CDU erhält Kündigung

Soziales Zentrum "kündigt Freundschaft"

Infoarchiv Norderstedt | 
Schnittchen, Fähnchen, Freudestrahlen: auch in Norderstedt fühlte sich die CDU für einige Stunden als der sichere Sieger der Landtagswahlen in Schleswig-Holstein. Bei der Wahlparty im Restaurant "Lindenhof" träumte man bereits nach den ersten Hochrechnungen von ARD und ZDF von der Regierungsübernahme in Kiel. Die allseits gute Stimmung machten sich einige VertreterInnen des Sozialen Zentrums Norderstedt (SZ) zu nutze, um mit CDU-Ortsvorsitzendem Joachim Miermeister ins Gespräch zu kommen und vor allem: um ihre "unordnungsgemäße Kündigung der Freundschaft" zu übergeben. Diese erfolge, so war auf dem überdimensionalen Kündigungsschreiben zu lesen, das Kirstin Knutzen vom SZ übergab, "nach Punkt 1 des Maßnahmenkatalogs zum Erhalt sozialer Zentren". Die "Kündigung" seitens des Sozialen Zentrums ist eine Antwort auf die Kündigung des Nutzungsvertrages mit der Stadt, die - unterzeichnet von CDU-Bürgermeister Grote höchstpersönlich - in der vergangenen Woche im SZ eingegangen war.
Während auf einem großen Fernseher im Hintergrund ein kurz zuvor aufgezeichnetes Interview mit Miermeister lief, versuchte dieser vor dem Gerät seine gute Miene nicht zu verlieren. Die Kündigung des Nutzungsvertrages mit dem SZ sei schließlich rechtens und damit nicht zu beanstanden. Außerdem sei man immer gewillt, nach einem Ausweichgrundstück Ausschau zu halten. Das SZ hingegen sieht gar keine Notwendigkeit, das Haus in der Ulzburger Straße zu räumen. Schließlich sind für den geplanten Bau des Kreisels noch nicht einmal alle Genehmigungsverfahren durchlaufen. Falls es überhaupt zu dem umstrittenen Bauvorhaben kommt, kann sich der tatsächliche Baubeginn noch Jahre hinziehen. Die SZ-NutzerInnen fürchten viel mehr, das Tatsachen geschaffen werden sollen und ein weiteres politisch missliebiges Projekt durch die Stadt geschlossen wird. Denn die Schließung des SZ wäre bereits die zweite Schließung einer hauptsächlich von Jugendlichen genutzten Einrichtung, nachdem vor gut einem Jahr das Kulturcafe am Aurikelstieg geschlossen wurde - und seitdem leer steht. Miermeister erklärte, dass er ohnehin ein Problem damit habe, von "Jugendlichen" zu sprechen. "Früher", hätte er bereits "mit 20 Jahren seinen Mann stehen und Geld verdienen müssen". Der Sinn dieser Feststellung blieb allerdings rätselhaft.

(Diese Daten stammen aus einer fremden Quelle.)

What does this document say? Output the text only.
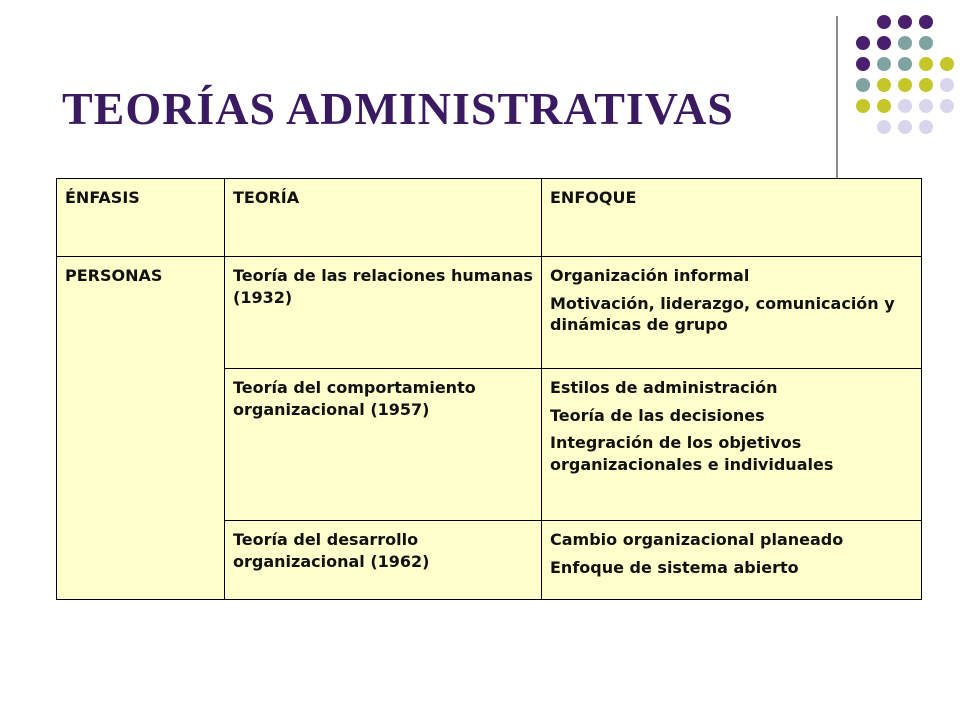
TEORÍAS ADMINISTRATIVAS
ÉNFASIS	TEORÍA	ENFOQUE
PERSONAS	Teoría de las relaciones humanas (1932)	Organización informal
Motivación, liderazgo, comunicación y dinámicas de grupo

	Teoría del comportamiento organizacional (1957)	Estilos de administración
Teoría de las decisiones
Integración de los objetivos organizacionales e individuales

	Teoría del desarrollo organizacional (1962)	Cambio organizacional planeado
Enfoque de sistema abierto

Die Aktion im Restaurant Lindenhof wurde von den allermeisten Anwesenden weitestgehend unkommentiert zur Kenntnis genommen. Mit Blick auf die ausfälligen Bemerkungen einiger CDU-Nachwüchsler sagte Knutzen, man wisse ja, wo man sich hier befände. "Die Zeit der kultivierten Auseinandersetzung ist nun vorbei." Und kündigte zugleich weitere Aktionen an: "Ab jetzt machen wir Druck auf der Straße, um unser Projekt zu retten.". So ist bereits für den 2. April eine große Demonstration für den Erhalt des Zentrums geplant, bei der man auch mit TeilnehmerInnen aus dem Umland rechnet. Und selbst eine erneute Besetzung wird nicht ausgeschlossen: schließlich sie man auf diese Weise vor zehn Jahren vorgegangen, um das Zentrum überhaupt durchsetzen und verteidigen können. "Und so werden wir es auch in Zukunft tun!"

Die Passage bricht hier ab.